To enable this feature use one or more Process selectors in your Nextflow configuration file to apply the Google Pipelines executor only to a subset of processes in your workflow. For example:
process {
withLabel: bigTask {
executor = 'google-lifesciences'
container = 'my/image:tag'
}
}
google {
project = 'your-project-id'
zone = 'europe-west1-b'
}
Then deploy the workflow execution using the -bucket-dir
to specify a Google Storage path
for the jobs computed by the Google Pipeline service and, optionally, the -work-dir
to
specify the local storage for the jobs computed locally:
nextflow run <script or project name> -bucket-dir gs://my-bucket/some/path
Warning
The Google Storage path needs to contain at least sub-directory. Don’t use only the
bucket name e.g. gs://my-bucket
.
Quotas
Compute resources in Google Cloud are subject to resource quotas which may affect your ability to run pipelines at scale. You can request quota increases, and your quotas may automatically increase over time as you use the platform. In particular, GPU quotas are initially set to 0, so you must explicitly request a quota increase in order to use GPUs. Initially you can request an increase to 1 GPU at a time, and after one billing cycle you may be able to increase it further.
Limitations
Currently it’s not possible to specify a disk type different from the default one assigned by the service depending on the chosen instance type.
Troubleshooting
Make sure to have enabled Compute Engine API, Life Sciences API and Cloud Storage Service in the APIs & Services Dashboard page.

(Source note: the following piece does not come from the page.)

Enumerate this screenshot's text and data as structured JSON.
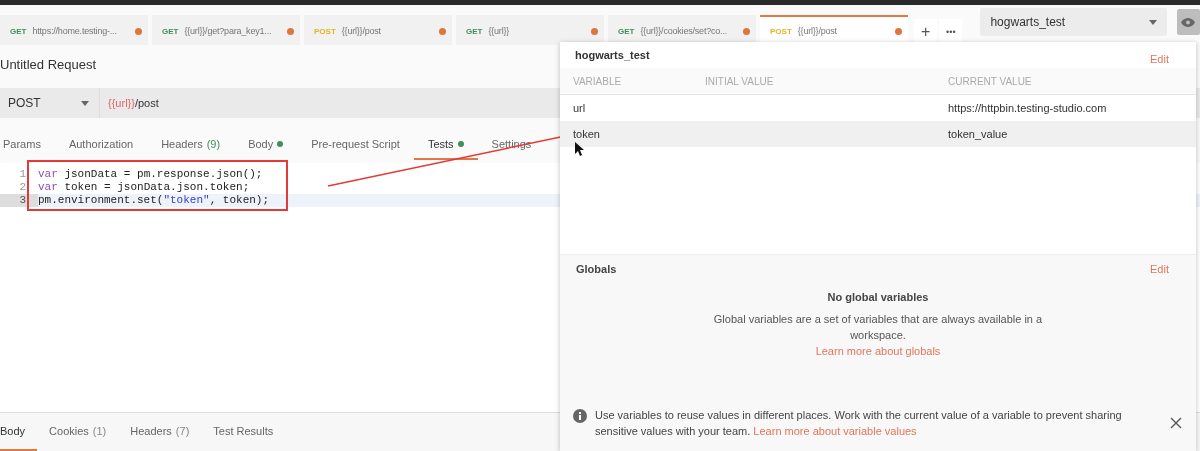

Make sure to have enough compute resources to run your pipeline in your project Quotas (i.e. Compute Engine CPUs, Compute Engine Persistent Disk, Compute Engine In-use IP addresses, etc).
Make sure your security credentials allows you to access any Google Storage bucket where input data and temporary files are stored.
Check the directory
google/
created in the task work directory (in the bucket storage) created when on job failure and containing useful information of the job execution. The creation can be enabled as default setting the optiongoogle.lifeSciences.debug = true
in the Nextflow config fileEnable the optional SSH daemon in the job VM using the option
google.lifeSciences.sshDaemon = true
Make sure you are choosing a location where Cloud Life Sciences API is available, and a region or zone where Compute Engine is available.